Ice on the platform works as follows.

In the frosty season, the temperature of the ice massif decreases with the help of thermosyphons 5 and 6. The buried parts 7 and 8 of thermosyphons 5 and 6 cool the ice of the central part 1 and the peripheral part 2 of the ice of the massif, and from the upper sections 9 and 10 of the thermosyphons 5 and 6 heat dissipates into the surrounding atmosphere. The recessed portions of 7 thermosyphons 5 located in the central part 1 and the recessed portions of 8 thermosyphons b located in the peripheral part 2 of the ice massif are hydraulically connected with the help of horizontal nozzles 11. This hydraulic connection leads to the equalization of the temperature of the ice surrounding the buried portions 7 and 8 of thermosyphons connected by horizontal nozzles 11. When the temperature of the ice around, for example, the buried portion 7 of thermosyphon 5 located in the central part decreases, the temperature exceeds The recessed portion 8 of the thermosyphon 6 located in the peripheral part, and the thermosyphons are connected by horizontal nozzles 11, the following occurs. The heat carrier of the buried portion of the thermosyphon located in the central part of the array has a greater density than in the peripherally located buried portion and, therefore, will flow through the nozzles located in the bottom zone of the platform into the buried portion of the thermosyphon located in the peripheral part of the array.
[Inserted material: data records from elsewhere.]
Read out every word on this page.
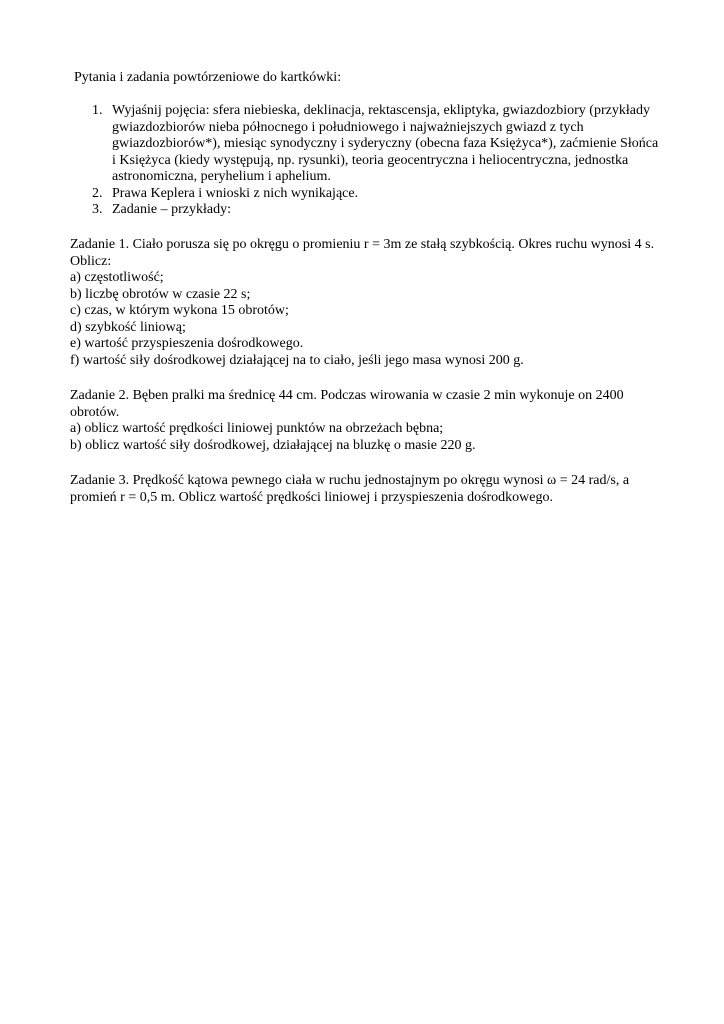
Pytania i zadania powtórzeniowe do kartkówki:

1. Wyjaśnij pojęcia: sfera niebieska, deklinacja, rektascensja, ekliptyka, gwiazdozbiory (przykłady gwiazdozbiorów nieba północnego i południowego i najważniejszych gwiazd z tych gwiazdozbiorów*), miesiąc synodyczny i syderyczny (obecna faza Księżyca*), zaćmienie Słońca i Księżyca (kiedy występują, np. rysunki), teoria geocentryczna i heliocentryczna, jednostka astronomiczna, peryhelium i aphelium.
2. Prawa Keplera i wnioski z nich wynikające.
3. Zadanie – przykłady:

Zadanie 1. Ciało porusza się po okręgu o promieniu r = 3m ze stałą szybkością. Okres ruchu wynosi 4 s. Oblicz:

a) częstotliwość;

b) liczbę obrotów w czasie 22 s;

c) czas, w którym wykona 15 obrotów;

d) szybkość liniową;

e) wartość przyspieszenia dośrodkowego.

f) wartość siły dośrodkowej działającej na to ciało, jeśli jego masa wynosi 200 g.

Zadanie 2. Bęben pralki ma średnicę 44 cm. Podczas wirowania w czasie 2 min wykonuje on 2400 obrotów.

a) oblicz wartość prędkości liniowej punktów na obrzeżach bębna;

b) oblicz wartość siły dośrodkowej, działającej na bluzkę o masie 220 g.

Zadanie 3. Prędkość kątowa pewnego ciała w ruchu jednostajnym po okręgu wynosi ω = 24 rad/s, a promień r = 0,5 m. Oblicz wartość prędkości liniowej i przyspieszenia dośrodkowego.
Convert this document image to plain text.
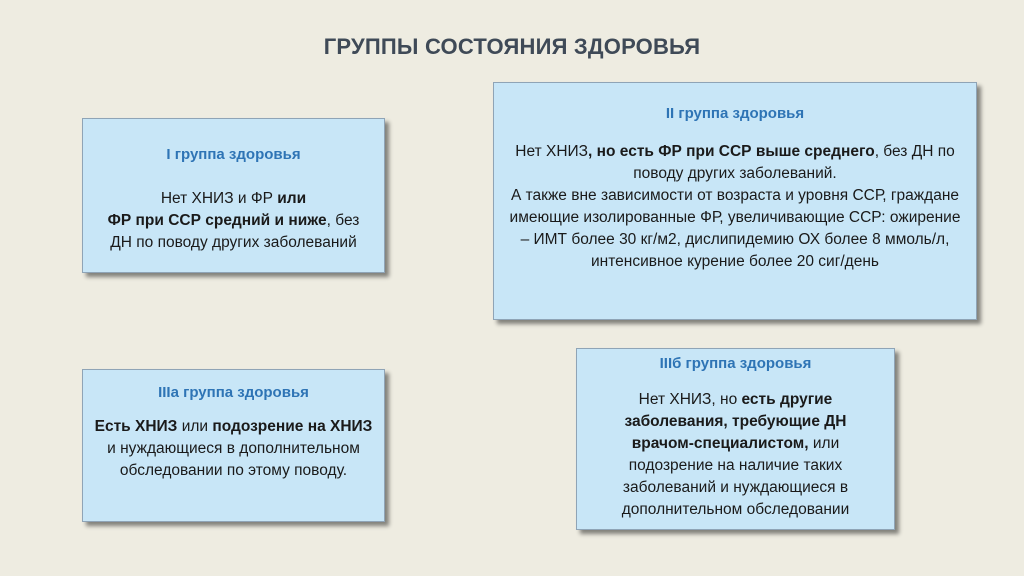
ГРУППЫ СОСТОЯНИЯ ЗДОРОВЬЯ
I группа здоровья
Нет ХНИЗ и ФР или
ФР при ССР средний и ниже, без ДН по поводу других заболеваний
II группа здоровья
Нет ХНИЗ, но есть ФР при ССР выше среднего, без ДН по поводу других заболеваний.
А также вне зависимости от возраста и уровня ССР, граждане имеющие изолированные ФР, увеличивающие ССР: ожирение – ИМТ более 30 кг/м2, дислипидемию ОХ более 8 ммоль/л, интенсивное курение более 20 сиг/день
IIIа группа здоровья
Есть ХНИЗ или подозрение на ХНИЗ и нуждающиеся в дополнительном обследовании по этому поводу.
IIIб группа здоровья
Нет ХНИЗ, но есть другие заболевания, требующие ДН врачом-специалистом, или подозрение на наличие таких заболеваний и нуждающиеся в дополнительном обследовании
On the pipes located in the platform area facing the upper surface of the array, the coolant will flow from the recessed area of the peripheral thermosyphon to the recessed area of the central thermosyphon. At the same time, the temperature of the ice surrounding the buried part of the thermosyphon of the peripheral part 2 will decrease, and the temperature of the ice around the buried part of the thermosyphon located in the central part of array 1. - to rise.

At the onset of the warm period, the upper portions of the 9 and 10 thermosyphons are cut off. The shutdown occurs due to the fact that the coolant, enclosed in the upper frequent, takes the temperature of the surrounding air, which is higher than the temperature of the ice surrounding the buried parts 7

and 8. At the same time, the density of the coolant in the upper sections 9 and 10 becomes lower than in the buried areas 7 and 8, and the circulation of the coolant from the upper sections 9

and 10 thermosyphons to the recessed termination. In the same period, the outer surface of the platform is exposed to thermal heat dissipation.

Thermal resistance to external

0 the heat flux is determined by the heat exchange conditions on the upper surface of the platform and the outer surface of the ice protective sa 3, the thermal resistance of the ice protective sa 3 and the heat 5 of the insulating shell 4. An increase in the temperature of the peripheral part 2 of the ice mass leads to a temperature difference between the central part 1 and the peripheral part 2 of the ice

Q array. At the same time, the temperature of the ice surrounding the buried parts of 8 thermosyphons 6 located in the peripheral part 2 becomes higher than the temperature of the ice around the buried parts 7 of the thermo5 siphons 5 in the central part 1 of the massif.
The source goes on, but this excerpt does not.